愛は決して滅び去ることはない。
予言の賜物なら廃りもしよう 不思議な言葉ならば止みもしよう 知識ならば無用となりもしよう。
我々が知るのは一部分、また予言するのも一部分である故に完全なものが到来するときには部分的なものは廃れさる。
私は幼い子供であった時、幼い子供のように語り幼い子供のように考え、幼い子供のように思いを巡らした。
ただ、一人前の者になった時、幼い子供のことは止めにした。
我々が今見ているのは、ぼんやりと鏡に映っているもの。
その時に見るのは顔と顔を合わせてのもの。
私が今知っているのは一部分。
その時には自分が既に完全に知られているように、私は完全に知るようになる。
だから引き続き残るのは信仰、希望、愛、この三つ。
このうち最も優れているのは、愛。
Panty shots, erections and lesbianism, the holy trinity of Catholic guilt. The pervert, Saint Maria, and the cultist deviant find themselves in a deranged love triangle and launch themselves into an epic of religious dogma, perversion, savagery, sexual trauma, and societal taboos. Chock-filled with absurdist humor, jiu-jitsu combat and an incredible soundtrack, the nearly four-hour-long runtime seems to fly by in a flash, even leaving you longing for more.
My close friends know I've been an avid Car Seat Headrest fan for nearly a decade now. I'm stunned I even managed to make it so long without having seen this film until this point, it feels like I've been avoiding it for as long as I could especially because of my anticipation for it; and I'm endlessly thankful for the fact that my expectations have been reached and overachieved. As an ex-churchgoer who's spent a large chunk of her high school years religiously (pun intended) listening to Face to Face on repeat, this film was just about everything to me. Though never having been of devout Christian faith, I've spent a few years of my childhood frequently interacting with the churchgoer community in my neighborhood. During this time I was attending Bible studies, being abused at home, and first starting to explore things about my body that I'd never known before. As each Sunday passed I started realising that I, as young as I was, was a sinner—I was unfilial, impure, prideful, greedy, a liar. Is this why I was being punished, for acting out on my sinful desires day and night? I soon expressed my desire to stop coming back, as I didn't want to believe that all the beatings I'd gotten were justifiable in God's eyes.

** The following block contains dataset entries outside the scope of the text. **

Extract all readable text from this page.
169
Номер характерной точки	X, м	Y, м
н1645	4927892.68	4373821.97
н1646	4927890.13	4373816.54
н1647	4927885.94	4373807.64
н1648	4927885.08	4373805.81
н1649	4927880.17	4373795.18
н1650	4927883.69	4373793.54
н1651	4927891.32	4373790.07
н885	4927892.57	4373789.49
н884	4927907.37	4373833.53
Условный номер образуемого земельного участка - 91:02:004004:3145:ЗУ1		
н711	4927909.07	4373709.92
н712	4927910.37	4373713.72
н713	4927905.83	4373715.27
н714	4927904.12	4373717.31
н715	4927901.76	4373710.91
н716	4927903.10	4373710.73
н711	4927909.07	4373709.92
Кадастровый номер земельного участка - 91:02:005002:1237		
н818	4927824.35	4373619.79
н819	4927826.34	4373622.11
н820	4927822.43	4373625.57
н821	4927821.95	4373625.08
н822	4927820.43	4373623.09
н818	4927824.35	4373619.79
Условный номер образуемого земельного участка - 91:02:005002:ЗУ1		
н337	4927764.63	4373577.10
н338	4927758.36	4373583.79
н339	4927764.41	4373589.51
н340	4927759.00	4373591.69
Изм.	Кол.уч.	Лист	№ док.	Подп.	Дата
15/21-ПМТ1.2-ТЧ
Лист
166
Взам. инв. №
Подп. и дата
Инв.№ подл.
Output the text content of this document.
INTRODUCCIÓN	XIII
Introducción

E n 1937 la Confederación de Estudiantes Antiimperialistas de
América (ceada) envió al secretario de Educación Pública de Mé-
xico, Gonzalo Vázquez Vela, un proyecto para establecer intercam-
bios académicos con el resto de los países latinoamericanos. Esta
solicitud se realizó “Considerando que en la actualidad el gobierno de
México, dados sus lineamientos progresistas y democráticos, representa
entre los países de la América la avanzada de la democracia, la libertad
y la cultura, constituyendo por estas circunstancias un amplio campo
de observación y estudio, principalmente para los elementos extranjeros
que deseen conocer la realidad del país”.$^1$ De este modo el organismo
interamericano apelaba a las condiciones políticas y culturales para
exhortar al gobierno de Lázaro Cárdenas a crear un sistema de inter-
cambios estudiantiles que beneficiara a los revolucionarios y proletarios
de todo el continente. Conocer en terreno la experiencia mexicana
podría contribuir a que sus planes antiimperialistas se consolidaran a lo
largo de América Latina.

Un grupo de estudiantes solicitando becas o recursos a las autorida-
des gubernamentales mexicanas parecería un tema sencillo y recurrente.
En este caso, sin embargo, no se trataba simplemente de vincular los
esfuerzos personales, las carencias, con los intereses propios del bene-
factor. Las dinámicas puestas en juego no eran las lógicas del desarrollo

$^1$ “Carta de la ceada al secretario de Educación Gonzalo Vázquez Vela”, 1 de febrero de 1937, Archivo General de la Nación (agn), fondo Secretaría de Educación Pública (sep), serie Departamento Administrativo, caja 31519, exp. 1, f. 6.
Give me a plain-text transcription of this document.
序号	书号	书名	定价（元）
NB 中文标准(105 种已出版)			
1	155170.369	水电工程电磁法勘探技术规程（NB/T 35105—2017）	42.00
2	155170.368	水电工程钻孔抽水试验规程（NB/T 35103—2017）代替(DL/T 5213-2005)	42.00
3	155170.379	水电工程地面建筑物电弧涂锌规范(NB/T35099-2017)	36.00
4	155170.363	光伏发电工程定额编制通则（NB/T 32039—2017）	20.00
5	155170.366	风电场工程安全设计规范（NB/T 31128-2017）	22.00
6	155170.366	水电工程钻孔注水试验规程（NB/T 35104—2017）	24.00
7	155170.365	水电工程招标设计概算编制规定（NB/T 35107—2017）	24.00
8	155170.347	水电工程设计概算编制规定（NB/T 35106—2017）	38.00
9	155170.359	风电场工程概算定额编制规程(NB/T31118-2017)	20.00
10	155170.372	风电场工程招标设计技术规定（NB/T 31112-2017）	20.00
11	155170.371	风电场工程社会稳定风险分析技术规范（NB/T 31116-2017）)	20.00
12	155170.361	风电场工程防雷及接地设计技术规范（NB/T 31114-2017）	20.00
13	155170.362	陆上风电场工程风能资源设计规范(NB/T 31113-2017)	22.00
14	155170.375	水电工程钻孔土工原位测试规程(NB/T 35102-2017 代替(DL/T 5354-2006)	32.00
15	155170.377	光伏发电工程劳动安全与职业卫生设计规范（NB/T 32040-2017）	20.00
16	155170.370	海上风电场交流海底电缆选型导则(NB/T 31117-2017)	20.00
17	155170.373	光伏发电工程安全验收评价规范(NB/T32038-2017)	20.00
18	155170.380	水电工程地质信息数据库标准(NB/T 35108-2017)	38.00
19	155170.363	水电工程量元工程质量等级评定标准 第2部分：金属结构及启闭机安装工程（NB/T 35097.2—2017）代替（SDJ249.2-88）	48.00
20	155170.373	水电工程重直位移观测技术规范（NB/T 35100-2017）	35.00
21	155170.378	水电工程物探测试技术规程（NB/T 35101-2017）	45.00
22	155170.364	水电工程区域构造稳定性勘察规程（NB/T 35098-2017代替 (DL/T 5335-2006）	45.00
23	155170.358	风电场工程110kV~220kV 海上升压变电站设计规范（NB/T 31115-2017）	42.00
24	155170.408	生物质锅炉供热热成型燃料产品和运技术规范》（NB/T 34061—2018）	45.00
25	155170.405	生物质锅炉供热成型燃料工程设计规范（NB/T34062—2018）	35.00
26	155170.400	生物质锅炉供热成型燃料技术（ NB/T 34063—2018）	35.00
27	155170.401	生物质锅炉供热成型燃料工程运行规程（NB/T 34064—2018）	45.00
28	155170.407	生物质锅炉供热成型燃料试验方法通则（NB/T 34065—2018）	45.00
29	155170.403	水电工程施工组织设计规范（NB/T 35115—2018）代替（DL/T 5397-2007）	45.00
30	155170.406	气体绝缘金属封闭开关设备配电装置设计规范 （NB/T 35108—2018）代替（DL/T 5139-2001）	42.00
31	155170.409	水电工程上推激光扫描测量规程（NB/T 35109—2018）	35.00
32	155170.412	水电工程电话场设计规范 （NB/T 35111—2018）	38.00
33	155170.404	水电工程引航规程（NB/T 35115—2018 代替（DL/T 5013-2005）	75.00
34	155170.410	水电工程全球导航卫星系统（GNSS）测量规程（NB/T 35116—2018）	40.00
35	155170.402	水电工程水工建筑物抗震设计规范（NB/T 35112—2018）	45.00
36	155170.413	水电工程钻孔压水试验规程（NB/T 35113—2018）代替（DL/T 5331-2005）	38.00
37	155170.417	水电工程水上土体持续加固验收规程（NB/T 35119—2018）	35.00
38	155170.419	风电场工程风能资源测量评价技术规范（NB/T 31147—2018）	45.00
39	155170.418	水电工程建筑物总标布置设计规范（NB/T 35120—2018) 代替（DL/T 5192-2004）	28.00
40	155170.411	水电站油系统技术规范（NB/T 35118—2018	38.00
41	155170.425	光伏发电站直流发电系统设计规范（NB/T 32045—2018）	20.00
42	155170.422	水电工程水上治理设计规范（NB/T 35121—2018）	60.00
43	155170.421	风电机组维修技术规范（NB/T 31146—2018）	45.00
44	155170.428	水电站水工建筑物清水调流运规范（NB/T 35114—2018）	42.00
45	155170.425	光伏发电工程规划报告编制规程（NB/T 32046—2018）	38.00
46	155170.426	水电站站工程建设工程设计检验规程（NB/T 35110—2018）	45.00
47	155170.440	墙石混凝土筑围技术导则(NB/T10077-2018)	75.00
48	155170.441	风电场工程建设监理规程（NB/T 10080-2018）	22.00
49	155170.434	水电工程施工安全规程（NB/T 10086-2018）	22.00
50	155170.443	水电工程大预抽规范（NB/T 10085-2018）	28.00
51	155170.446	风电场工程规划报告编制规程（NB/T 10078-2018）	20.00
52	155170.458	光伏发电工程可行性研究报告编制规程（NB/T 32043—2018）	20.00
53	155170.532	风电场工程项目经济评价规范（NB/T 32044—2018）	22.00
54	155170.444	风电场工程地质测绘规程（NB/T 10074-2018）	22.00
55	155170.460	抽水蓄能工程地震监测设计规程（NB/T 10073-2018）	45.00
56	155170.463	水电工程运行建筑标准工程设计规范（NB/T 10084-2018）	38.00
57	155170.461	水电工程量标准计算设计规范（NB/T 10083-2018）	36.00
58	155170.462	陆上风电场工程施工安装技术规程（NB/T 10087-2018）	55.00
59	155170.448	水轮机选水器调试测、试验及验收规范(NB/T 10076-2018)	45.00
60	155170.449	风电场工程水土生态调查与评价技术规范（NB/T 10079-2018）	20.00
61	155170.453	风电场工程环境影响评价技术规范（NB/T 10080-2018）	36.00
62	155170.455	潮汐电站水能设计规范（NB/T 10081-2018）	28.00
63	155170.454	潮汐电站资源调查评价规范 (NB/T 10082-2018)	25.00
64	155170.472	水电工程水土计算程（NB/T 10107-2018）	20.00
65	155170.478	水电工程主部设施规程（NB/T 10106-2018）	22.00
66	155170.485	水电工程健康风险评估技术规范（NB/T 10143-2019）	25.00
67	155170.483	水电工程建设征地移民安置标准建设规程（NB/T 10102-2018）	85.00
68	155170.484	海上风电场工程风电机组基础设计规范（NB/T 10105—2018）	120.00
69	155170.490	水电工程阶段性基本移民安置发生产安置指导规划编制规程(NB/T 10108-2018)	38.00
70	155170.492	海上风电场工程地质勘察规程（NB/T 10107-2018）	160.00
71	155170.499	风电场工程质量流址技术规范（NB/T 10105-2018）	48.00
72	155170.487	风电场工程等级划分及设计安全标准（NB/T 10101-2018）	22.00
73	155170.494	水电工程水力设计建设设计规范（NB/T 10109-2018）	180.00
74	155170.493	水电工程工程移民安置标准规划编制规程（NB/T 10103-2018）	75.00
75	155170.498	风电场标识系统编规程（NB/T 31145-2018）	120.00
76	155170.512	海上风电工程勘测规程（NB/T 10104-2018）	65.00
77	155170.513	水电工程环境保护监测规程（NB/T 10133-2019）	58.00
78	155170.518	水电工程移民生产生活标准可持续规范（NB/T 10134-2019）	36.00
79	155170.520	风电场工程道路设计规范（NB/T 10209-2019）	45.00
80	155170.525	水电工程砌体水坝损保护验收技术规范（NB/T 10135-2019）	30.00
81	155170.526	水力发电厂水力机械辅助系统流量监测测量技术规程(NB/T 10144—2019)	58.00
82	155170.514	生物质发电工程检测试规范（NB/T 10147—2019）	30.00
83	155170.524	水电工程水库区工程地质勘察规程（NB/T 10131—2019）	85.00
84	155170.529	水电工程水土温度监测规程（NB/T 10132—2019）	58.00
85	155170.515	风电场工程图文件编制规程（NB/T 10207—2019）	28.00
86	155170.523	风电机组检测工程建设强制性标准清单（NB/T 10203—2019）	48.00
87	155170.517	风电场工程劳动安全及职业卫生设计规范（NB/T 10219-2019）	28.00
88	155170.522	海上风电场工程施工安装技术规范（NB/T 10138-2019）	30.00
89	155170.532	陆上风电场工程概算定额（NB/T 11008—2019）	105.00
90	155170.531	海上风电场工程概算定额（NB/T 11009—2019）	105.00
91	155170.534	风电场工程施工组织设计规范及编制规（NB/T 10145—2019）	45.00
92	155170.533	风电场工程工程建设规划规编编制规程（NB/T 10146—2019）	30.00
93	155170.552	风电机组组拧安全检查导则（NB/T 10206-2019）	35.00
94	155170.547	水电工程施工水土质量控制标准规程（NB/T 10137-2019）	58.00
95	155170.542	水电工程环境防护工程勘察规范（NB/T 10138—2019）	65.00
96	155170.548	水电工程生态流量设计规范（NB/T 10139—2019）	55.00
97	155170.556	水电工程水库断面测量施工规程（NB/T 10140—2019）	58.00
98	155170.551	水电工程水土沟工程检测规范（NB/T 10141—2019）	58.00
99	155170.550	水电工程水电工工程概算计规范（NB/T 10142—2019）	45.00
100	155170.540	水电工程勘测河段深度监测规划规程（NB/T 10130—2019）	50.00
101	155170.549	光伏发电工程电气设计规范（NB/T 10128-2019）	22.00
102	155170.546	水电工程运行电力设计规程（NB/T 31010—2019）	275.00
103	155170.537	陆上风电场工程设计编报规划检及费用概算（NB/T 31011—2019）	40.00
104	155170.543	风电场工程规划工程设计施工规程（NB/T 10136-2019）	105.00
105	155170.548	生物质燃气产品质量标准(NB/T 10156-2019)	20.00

The abuse didn't stop; it only pushed me to act out more, greater perversions growing within me, lustful thoughts filling my mind, trying to wash away the immobilizing reflections that would otherwise overwhelm me. My father was not physically present during this time; he was causing problems for our family from a different continent, thus leaving me with daddy issues on top of my already strained relationship with my mother. There were days in my youth where the only things I could think about were either suicide or sex. Having this depressive mindset deep ingrained into my brain, these thoughts stuck with me for years even after the physical abuse abated. Domestic abuse, abandonment, sexual trauma from men, discovering my queer identity, throughout it all, I did not believe in a god, in Christ, in a religious entity when I was struggling with so much. And you know what? My realisation didn't come from the Church, it came from within, one day, just like that.
To love the world and life as it is, in all of its imperfect glory. To love nature, the one that brings life and nurtures and nourishes. To love the arts, which show me so much to understand, to learn, to feel. To love myself, the only one that's been here all along. To love people—not only in a romantic sense, but in the way that they bring me joy. Each new person is a new experience waiting to happen, a new happiness I'd never known. And that's what it's all about, isn't it? A relationship may end, but it will never have been for nothing. I've loved you, and you've loved me. That's the most important thing.